Personal information
- Born: 13 April 2004 (age 22)
- Original teams: Devonport (NWFL), West Adelaide (SANFLW)
- Draft: No. 80, 2022 national draft
- Debut: 15 October 2022 vs. North Melbourne, at Alberton Oval
- Height: 167 cm (5 ft 6 in)

Playing career^{1}
- Years: Club / Games (Goals)
- 2022B–2023: Port Adelaide / 05 (2)
- 2024–2025: Melbourne / 14 (1)
- 2026–: Fremantle / 01 (0)
- Total:  / 20 (3)
- ^{1} Playing statistics correct to the end of 2026.

= Lily Johnson =

Australian rules footballer

Lily Johnson (born 13 April 2004) is an Australian rules footballer who plays for the Fremantle Football Club in the AFL Women's (AFLW) competition. Originally from Devonport, Tasmania, Johnson moved to play for West Adelaide in the SANFLW before being selected by Port Adelaide with pick 80 in the 2022 AFLW draft.

Johnson made her AFLW debut for Port Adelaide in 2022, playing in the club's inaugural AFLW season. She was then traded to Melbourne for the 2024 season, where she played five matches in her first year at the club. She was traded from Melbourne to Fremantle ahead of the 2026 AFLW season.

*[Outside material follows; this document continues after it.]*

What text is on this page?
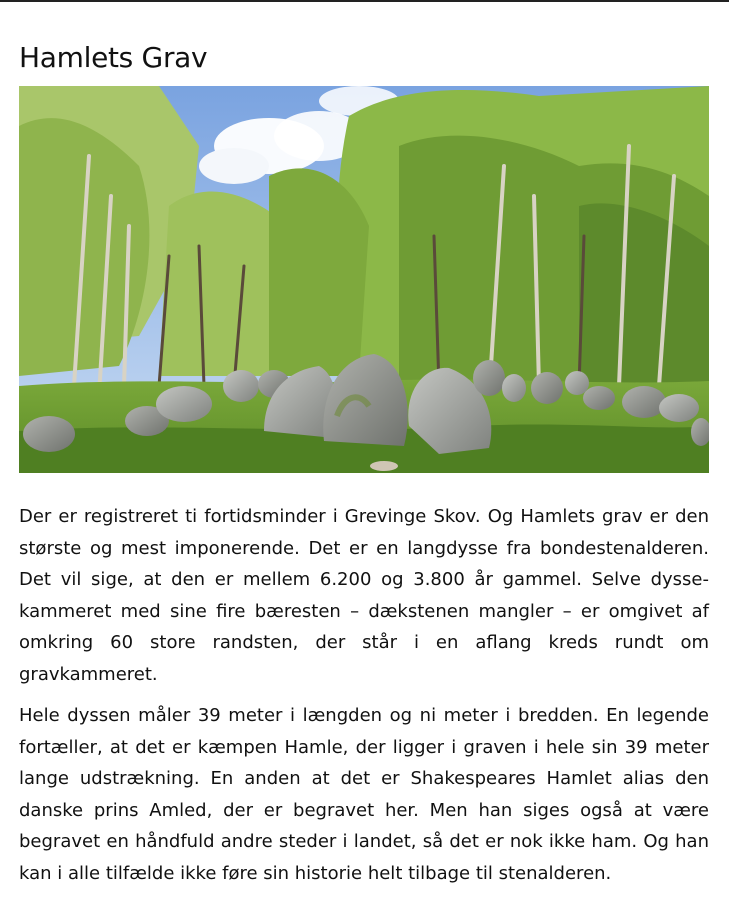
Hamlets Grav

Der er registreret ti fortidsminder i Grevinge Skov. Og Hamlets grav er den største og mest imponerende. Det er en langdysse fra bondestenalderen. Det vil sige, at den er mellem 6.200 og 3.800 år gammel. Selve dysse-kammeret med sine fire bæresten – dækstenen mangler – er omgivet af omkring 60 store randsten, der står i en aflang kreds rundt om gravkammeret.

Hele dyssen måler 39 meter i længden og ni meter i bredden. En legende fortæller, at det er kæmpen Hamle, der ligger i graven i hele sin 39 meter lange udstrækning. En anden at det er Shakespeares Hamlet alias den danske prins Amled, der er begravet her. Men han siges også at være begravet en håndfuld andre steder i landet, så det er nok ikke ham. Og han kan i alle tilfælde ikke føre sin historie helt tilbage til stenalderen.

==Early life and state football==
Johnson was raised in Tasmania and played junior football for Devonport. She represented Tasmania at under-15 level before moving to South Australia to play for West Adelaide in the SANFLW with her brother Jesse.

==AFLW career==

===Port Adelaide===
Johnson was selected by Port Adelaide with the club's seventh and final selection, pick 80 overall, in the 2022 AFLW draft. She made her AFLW debut in round 8 of the 2022 season against North Melbourne at Alberton Oval during the league's Pride Round. She kicked a goal on debut and retained her place in the side for the remaining three games of the season.

Johnson played five matches for Port Adelaide across the 2022 and 2023 seasons, kicking two goals.

===Melbourne===
At the conclusion of the 2023 season, Johnson was traded to Melbourne as part of a huge 11-club mega trade. She made her debut for the club in round 5 of the 2024 AFLW season and played five matches during the season.

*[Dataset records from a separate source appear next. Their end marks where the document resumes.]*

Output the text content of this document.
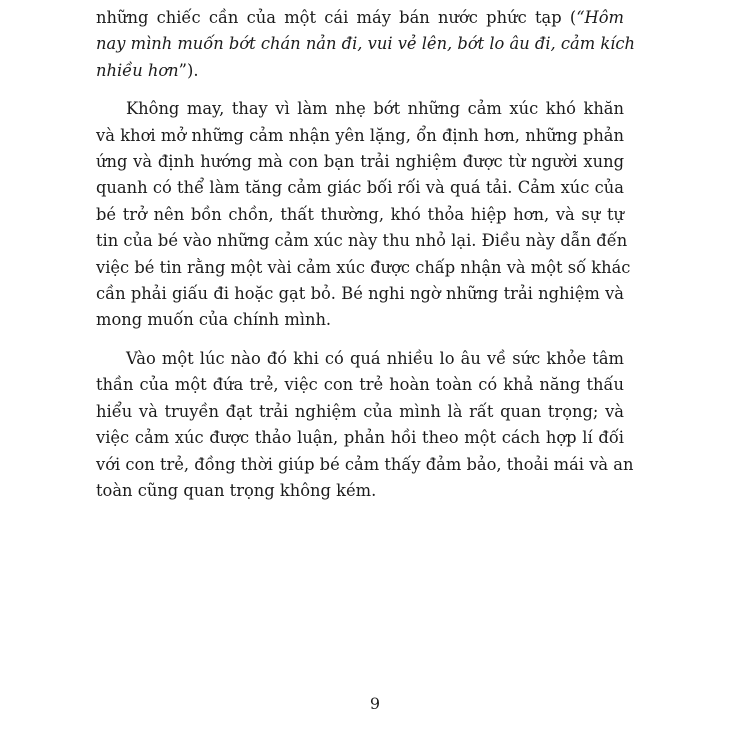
những chiếc cần của một cái máy bán nước phức tạp (“Hôm
nay mình muốn bớt chán nản đi, vui vẻ lên, bớt lo âu đi, cảm kích
nhiều hơn”).

Không may, thay vì làm nhẹ bớt những cảm xúc khó khăn
và khơi mở những cảm nhận yên lặng, ổn định hơn, những phản
ứng và định hướng mà con bạn trải nghiệm được từ người xung
quanh có thể làm tăng cảm giác bối rối và quá tải. Cảm xúc của
bé trở nên bồn chồn, thất thường, khó thỏa hiệp hơn, và sự tự
tin của bé vào những cảm xúc này thu nhỏ lại. Điều này dẫn đến
việc bé tin rằng một vài cảm xúc được chấp nhận và một số khác
cần phải giấu đi hoặc gạt bỏ. Bé nghi ngờ những trải nghiệm và
mong muốn của chính mình.

Vào một lúc nào đó khi có quá nhiều lo âu về sức khỏe tâm
thần của một đứa trẻ, việc con trẻ hoàn toàn có khả năng thấu
hiểu và truyền đạt trải nghiệm của mình là rất quan trọng; và
việc cảm xúc được thảo luận, phản hồi theo một cách hợp lí đối
với con trẻ, đồng thời giúp bé cảm thấy đảm bảo, thoải mái và an
toàn cũng quan trọng không kém.

9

Johnson played a further nine matches for Melbourne in 2025, finishing her two-season stint at the club with 14 AFLW appearances.

===Fremantle===
Johnson was traded from Melbourne to Fremantle during the 2025–26 AFLW player movement period, alongside forward Eden Zanker. Her partner, Judd McVee was also traded to Fremantle's men's team over the same off-season. She made her debut for Fremantle in the opening round of the 2026 AFL Women's season.